Lin’s above average Win Score was driven by his ability to excel at shooting efficiency from two-point range, his ability to get rebounds, and his ability to get steals. When we look at which college factors predict an NBA player’s productivity, we find that it is these very same factors that matter: shooting efficiency from two-point range, rebounds, and steals.
Now what factors don’t matter? We found that a player’s height, age, and other box score numbers are not associated with more NBA production later on. In addition, appearing in the Final Four – a factor that clearly impacts draft position – doesn’t suggest higher production in the future. In sum, what Lin didn’t have in 2010 wasn’t related to his future NBA prospects. Consequently – contrary to what people in the NBA thought back in 2010 — people outside the NBA argued (again, back in 2010) that Lin might be worth a look.

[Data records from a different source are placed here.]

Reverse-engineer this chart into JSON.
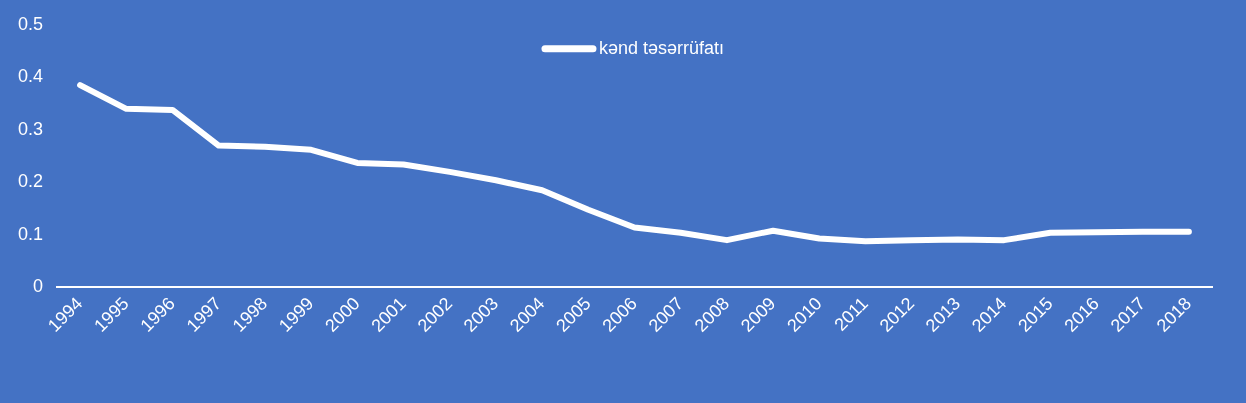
{
  "chart_data": {
    "type": "line",
    "categories": [
      "1994",
      "1995",
      "1996",
      "1997",
      "1998",
      "1999",
      "2000",
      "2001",
      "2002",
      "2003",
      "2004",
      "2005",
      "2006",
      "2007",
      "2008",
      "2009",
      "2010",
      "2011",
      "2012",
      "2013",
      "2014",
      "2015",
      "2016",
      "2017",
      "2018"
    ],
    "series": [
      {
        "name": "kənd təsərrüfatı",
        "color": "#ffffff",
        "values": [
          0.385,
          0.34,
          0.338,
          0.27,
          0.268,
          0.262,
          0.237,
          0.234,
          0.22,
          0.204,
          0.185,
          0.148,
          0.114,
          0.104,
          0.09,
          0.108,
          0.093,
          0.088,
          0.09,
          0.091,
          0.09,
          0.104,
          0.105,
          0.106,
          0.106
        ]
      }
    ],
    "ylim": [
      0,
      0.5
    ],
    "yticks": [
      0,
      0.1,
      0.2,
      0.3,
      0.4,
      0.5
    ],
    "grid": false,
    "legend": "top",
    "marker": "none",
    "line_style": "solid"
  }
}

The last team to overlook Lin was the Houston Rockets — they cut Lin back in December. At that time, the point guard the Rockets decided to keep was Jonny Flynn. Back in 2009, Flynn – after posting a 4.7 WS40 at Syracuse in 2008-09 (that is a below average mark) — was the 6th player taken in the NBA draft. As of last December, Flynn had played more than 3,300 minutes in the NBA and again posted below average numbers. Despite all this evidence that Flynn is not an above average basketball player, the Rockets kept Flynn over Lin.
What explain this “Flynnsanity”? Not only do NBA decision-makers focus on the wrong issues on the NBA draft, they also are slow to let these decisions go. A player’s draft position impacts minutes played – even after we control for performance – several years into a player’s career. So it’s not surprising that Flynn – who did not play well in college or in the NBA – was chosen by the Rockets over Lin. Flynn was supposed to be a star in college. He was supposed to be a star when he was drafted. And I am sure, people still believe Flynn may someday be a star in the NBA.
But given the consistency of NBA performance, it seems unlikely Flynn will ever be a star. And although the sample is still quite small, we now have even more evidence that Lin – contrary to what was thought by many (but not all) back in 2010 — will be a productive NBA player.
All this tells us is that although it’s much easier to evaluate talent in the NBA than the NFL, the results for teams in both leagues appear to be the same. And until decision makers in the NBA can do a better job of focusing on what matters – and ignoring what doesn’t – decisions in the NBA are likely to continue to look very much like what we see in the NFL.